To craft this richly detailed account, best-selling author Sam Wasson has drawn on a wealth of unpublished material and hundreds of sources: friends, enemies, lovers, and collaborators, many of them speaking publicly about Fosse for the first time. With propulsive energy and stylish prose, Fosse is the definitive biography of one of Broadway and Hollywood’s most complex and dynamic icons.

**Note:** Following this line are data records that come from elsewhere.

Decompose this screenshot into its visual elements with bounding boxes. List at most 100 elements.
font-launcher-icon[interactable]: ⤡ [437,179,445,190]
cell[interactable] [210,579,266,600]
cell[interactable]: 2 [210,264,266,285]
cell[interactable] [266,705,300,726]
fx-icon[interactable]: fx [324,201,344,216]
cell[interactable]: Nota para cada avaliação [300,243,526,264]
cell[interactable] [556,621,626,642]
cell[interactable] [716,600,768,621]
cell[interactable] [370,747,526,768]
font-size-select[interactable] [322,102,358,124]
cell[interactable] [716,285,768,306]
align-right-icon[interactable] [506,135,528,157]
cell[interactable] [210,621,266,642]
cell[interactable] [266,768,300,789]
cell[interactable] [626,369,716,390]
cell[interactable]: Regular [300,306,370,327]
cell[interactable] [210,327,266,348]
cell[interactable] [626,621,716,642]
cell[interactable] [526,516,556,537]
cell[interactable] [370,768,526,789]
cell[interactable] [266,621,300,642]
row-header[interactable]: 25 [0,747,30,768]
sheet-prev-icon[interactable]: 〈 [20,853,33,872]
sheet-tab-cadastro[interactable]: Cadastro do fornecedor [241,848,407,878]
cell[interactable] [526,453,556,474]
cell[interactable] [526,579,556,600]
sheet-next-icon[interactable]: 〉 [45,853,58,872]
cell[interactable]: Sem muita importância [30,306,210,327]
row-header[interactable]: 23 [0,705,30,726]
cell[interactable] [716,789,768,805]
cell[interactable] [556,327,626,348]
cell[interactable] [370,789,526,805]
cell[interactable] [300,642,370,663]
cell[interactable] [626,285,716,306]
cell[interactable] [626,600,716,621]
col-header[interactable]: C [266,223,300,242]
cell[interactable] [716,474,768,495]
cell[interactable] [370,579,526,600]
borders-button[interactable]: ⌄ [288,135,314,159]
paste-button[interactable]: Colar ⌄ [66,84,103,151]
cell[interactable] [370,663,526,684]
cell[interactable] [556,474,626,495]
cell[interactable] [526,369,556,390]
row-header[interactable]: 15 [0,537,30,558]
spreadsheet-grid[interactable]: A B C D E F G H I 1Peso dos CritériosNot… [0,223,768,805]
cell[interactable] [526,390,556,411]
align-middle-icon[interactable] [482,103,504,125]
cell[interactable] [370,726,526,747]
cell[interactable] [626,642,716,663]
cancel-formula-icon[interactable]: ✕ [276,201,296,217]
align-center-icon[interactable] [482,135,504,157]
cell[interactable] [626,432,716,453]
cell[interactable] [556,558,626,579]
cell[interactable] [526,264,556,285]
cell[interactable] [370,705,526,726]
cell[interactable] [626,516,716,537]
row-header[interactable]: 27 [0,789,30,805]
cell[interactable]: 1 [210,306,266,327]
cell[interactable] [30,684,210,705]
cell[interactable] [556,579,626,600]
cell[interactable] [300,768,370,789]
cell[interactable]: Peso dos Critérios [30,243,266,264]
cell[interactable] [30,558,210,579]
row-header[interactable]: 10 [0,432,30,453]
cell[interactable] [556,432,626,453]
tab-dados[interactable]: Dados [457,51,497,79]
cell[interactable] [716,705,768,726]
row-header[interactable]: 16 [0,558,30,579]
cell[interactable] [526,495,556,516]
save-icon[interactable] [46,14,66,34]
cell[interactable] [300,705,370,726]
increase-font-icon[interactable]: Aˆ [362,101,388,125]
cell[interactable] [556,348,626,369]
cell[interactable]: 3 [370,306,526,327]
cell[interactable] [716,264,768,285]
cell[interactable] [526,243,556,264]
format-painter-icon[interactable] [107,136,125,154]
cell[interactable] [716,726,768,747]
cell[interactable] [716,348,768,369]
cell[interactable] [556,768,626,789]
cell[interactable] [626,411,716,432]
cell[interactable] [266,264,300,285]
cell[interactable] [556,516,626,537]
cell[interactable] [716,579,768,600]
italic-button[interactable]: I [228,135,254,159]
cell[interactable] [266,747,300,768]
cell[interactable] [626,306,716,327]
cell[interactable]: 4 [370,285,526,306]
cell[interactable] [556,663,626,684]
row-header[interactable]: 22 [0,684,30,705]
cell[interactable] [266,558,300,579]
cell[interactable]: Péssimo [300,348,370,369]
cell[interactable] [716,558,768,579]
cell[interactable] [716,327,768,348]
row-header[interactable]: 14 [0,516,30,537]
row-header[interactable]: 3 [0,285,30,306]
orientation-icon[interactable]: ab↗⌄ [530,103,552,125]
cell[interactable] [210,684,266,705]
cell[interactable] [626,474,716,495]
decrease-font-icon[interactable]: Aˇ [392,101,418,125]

“Spellbinding.” —Entertainment Weekly
“Impeccably researched.” —Vanity Fair
An NPR Best Book of the Year
APPLE BOOKS REVIEW
Sam Wasson’s meticulously researched, gorgeously written biography is the inspiration behind Fosse/Verdon, the award-winning miniseries starring Sam Rockwell and Michelle Williams. Through his work on game-changing musicals like Cabaret and Chicago, choreographer Bob Fosse revolutionized modern dance and influenced stars like Michael Jackson and Beyoncé with his singular, sexually charged style. Wasson’s book serves up backstage stories from those that knew Fosse best, including his muse and spouse, Gwen Verdon. Behind the kinetic dance routines, Fosse often struggled with jealousy, self-loathing, infidelity, and something like a death wish. The last is a constant presence in Fosse, with chapter titles marking how many years, months, and days he had left before his 1987 death. Wasson’s celebration of the dance legend’s life and work never feels morbid, though: He shows why Fosse went to such extremes to create what he did—and why we’ll never see another like him.